- Generate Upcycle is threatening to shut down an anaerobic digester in Fremont, Michigan, by the end of the year over a permitting disagreement with the state’s Department of Environment, Great Lakes, and Energy. The company would lay off 17 workers and remove more than 150,000 tons of annual organics processing capacity from the state if it closed the site.
- Michigan’s EGLE is developing a groundwater permit process for the Fremont Regional Digestor’s digestate for the first time. At a press conference Thursday, Generate Upcycle President Bill Caesar said such a permit would require new controls that are cost prohibitive to the operation.
- The agency’s director, Phillip Roos, said in a letter to Caesar on Thursday that EGLE staff thinks the facility’s digestate may have become more liquid over time and doesn’t contain enough nutrients to qualify as fertilizer. He said the agency would continue to work with Upcycle on a path forward.
The Fremont Regional Digester has had a troubled history since it first came online in 2012. Originally financed by Novi Energy, the $22 million plant went into receivership after three years as the company failed to cover upfront costs, according to Crain’s Grand Rapids. Generate Capital, which owns Upcycle, acquired the plant in 2017 and brought it back online.
The plant has produced biogas and liquid and solid fertilizers under Upcycle’s direction. It generates 2.85 MW of electricity annually, taking in “farm, animal, food processing, and consumer food waste,” according to its website.
Caesar said the plant was initially regulated by the Michigan Department of Agriculture & Rural Development, and it has continued to receive support from the state agency — earlier this year, Generate Upcycle received a grant from MDARD that the company said it would use to construct a free food waste drop-off location for residents at the Fremont facility.
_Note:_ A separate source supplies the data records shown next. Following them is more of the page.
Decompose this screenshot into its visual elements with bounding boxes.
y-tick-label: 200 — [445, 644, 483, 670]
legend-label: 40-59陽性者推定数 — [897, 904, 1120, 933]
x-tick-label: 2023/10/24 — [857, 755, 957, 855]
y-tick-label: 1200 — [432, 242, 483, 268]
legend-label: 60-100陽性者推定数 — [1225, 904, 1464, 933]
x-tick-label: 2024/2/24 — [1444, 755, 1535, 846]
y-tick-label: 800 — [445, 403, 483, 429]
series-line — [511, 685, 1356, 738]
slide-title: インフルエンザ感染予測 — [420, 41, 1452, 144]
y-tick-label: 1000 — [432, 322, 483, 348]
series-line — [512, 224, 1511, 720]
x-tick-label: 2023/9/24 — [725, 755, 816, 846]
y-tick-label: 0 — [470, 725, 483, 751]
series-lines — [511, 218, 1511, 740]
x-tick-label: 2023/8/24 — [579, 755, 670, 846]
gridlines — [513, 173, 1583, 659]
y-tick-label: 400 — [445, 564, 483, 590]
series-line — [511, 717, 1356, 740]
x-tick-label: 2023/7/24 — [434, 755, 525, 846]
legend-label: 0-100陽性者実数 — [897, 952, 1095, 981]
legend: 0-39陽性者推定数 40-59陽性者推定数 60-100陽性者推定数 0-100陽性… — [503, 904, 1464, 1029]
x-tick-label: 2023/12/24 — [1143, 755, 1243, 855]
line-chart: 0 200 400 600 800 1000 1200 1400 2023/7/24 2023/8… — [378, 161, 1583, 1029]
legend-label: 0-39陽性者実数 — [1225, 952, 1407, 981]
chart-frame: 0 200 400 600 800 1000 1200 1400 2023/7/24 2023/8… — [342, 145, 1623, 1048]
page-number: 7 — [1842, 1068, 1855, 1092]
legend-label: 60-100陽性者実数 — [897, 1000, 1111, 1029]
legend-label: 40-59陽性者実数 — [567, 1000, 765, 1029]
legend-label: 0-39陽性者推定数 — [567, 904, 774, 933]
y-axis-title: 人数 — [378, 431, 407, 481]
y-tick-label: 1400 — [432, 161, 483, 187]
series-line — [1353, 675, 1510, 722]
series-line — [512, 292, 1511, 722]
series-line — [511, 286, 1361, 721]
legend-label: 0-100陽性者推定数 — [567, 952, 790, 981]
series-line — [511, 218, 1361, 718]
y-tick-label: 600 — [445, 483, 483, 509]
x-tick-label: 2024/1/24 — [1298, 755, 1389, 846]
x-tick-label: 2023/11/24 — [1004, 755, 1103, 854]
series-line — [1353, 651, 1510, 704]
On Thursday, Caesar said Upcycle had also worked effectively with EGLE for several years after it began operating the Fremont Regional Digester. But as a result of the increased scrutiny, he called for the primary regulator of the facility to be MDARD, rather than EGLE’s Water Resources Division, claiming, “There is no record that any digestate that we have applied has ever affected groundwater.”
But Roos said in his letter that the product coming from the Fremont Regional Digester did not contain enough nutrients to be classified as a commercial fertilizer as the company had requested, and that it instead must be regulated for its liquid components.
EGLE has offered to extend the facility’s current permit until March or potentially later on a temporary basis as it works to finalize new permit requirements. But Caesar said he didn’t want to build up digestate only to be denied the ability to land apply it in the new year.
The state first began the new permit process in December 2021, Caesar said. According to the agency’s letter, EGLE staff began to scrutinize the Fremont facility more closely in part because of odor and runoff complaints from nearby residents. Caesar said that Upcycle had addressed those complaints by investing about $1 million to build lagoons. But those, too, drew scrutiny from EGLE and led it to believe that the digestate from Fremont has become more liquid over time.
Roos acknowledged in the letter that the agency is still trying to understand the facility’s regulatory history. He noted that the “decisions made by the previous administration on the applicability of the [facility’s previous agricultural use permit] were likely based on different digestate characteristics than the digestate the facility produces today.” Michigan Gov. Gretchen Whitmer took office in 2019.
The letter also noted the Fremont facility is “not currently profitable and has been operating a deficit since Generate acquired the property.” Roos expressed a commitment to working with Upcycle to find a way for the facility to be successful, but said “we cannot compromise legally required and necessary environmental and public protections.”
Caesar denied that the feedstock or Fremont's resulting digestate has changed in consistency over time. He said in addition to the impact on Upcycle, the enhanced regulations would be a loss to farmers who use the facility’s products.
“Farmers who choose to use our liquid fertilizer on their fields would lose their ability to make their own agronomic decisions,” Caesar said. “Those farmers who elect to use our digestate, a sustainable, organic fertilizer ... will essentially be penalized by the state of Michigan.”
The state’s climate plan set a goal to cut food waste in half by 2030, echoing national and international goals that have been set by other public and private stakeholders. Michigan is also now on a path to achieve 100% clean energy by 2040 following a suite of bills signed into law by the governor earlier this week.
Caesar cited that legislative package, which included a clean energy bill that supports the use of methane digesters, when noting what would be lost with the facility’s closure.
“The Fremont Regional Digester plays a critical role in helping Michigan meet the climate goals that the governor just signed into law this week, but it’s also a critical piece of the economy and supports local communities,” Caesar said.
The Fremont Regional Digester plans to stop accepting food waste on Dec. 29, Upcycle announced. Caesar said he hoped to come to a resolution with regulators that would allow the company to continue operating the plant. In addition to the Fremont facility, the company also owns anaerobic digestors in New York and Ontario.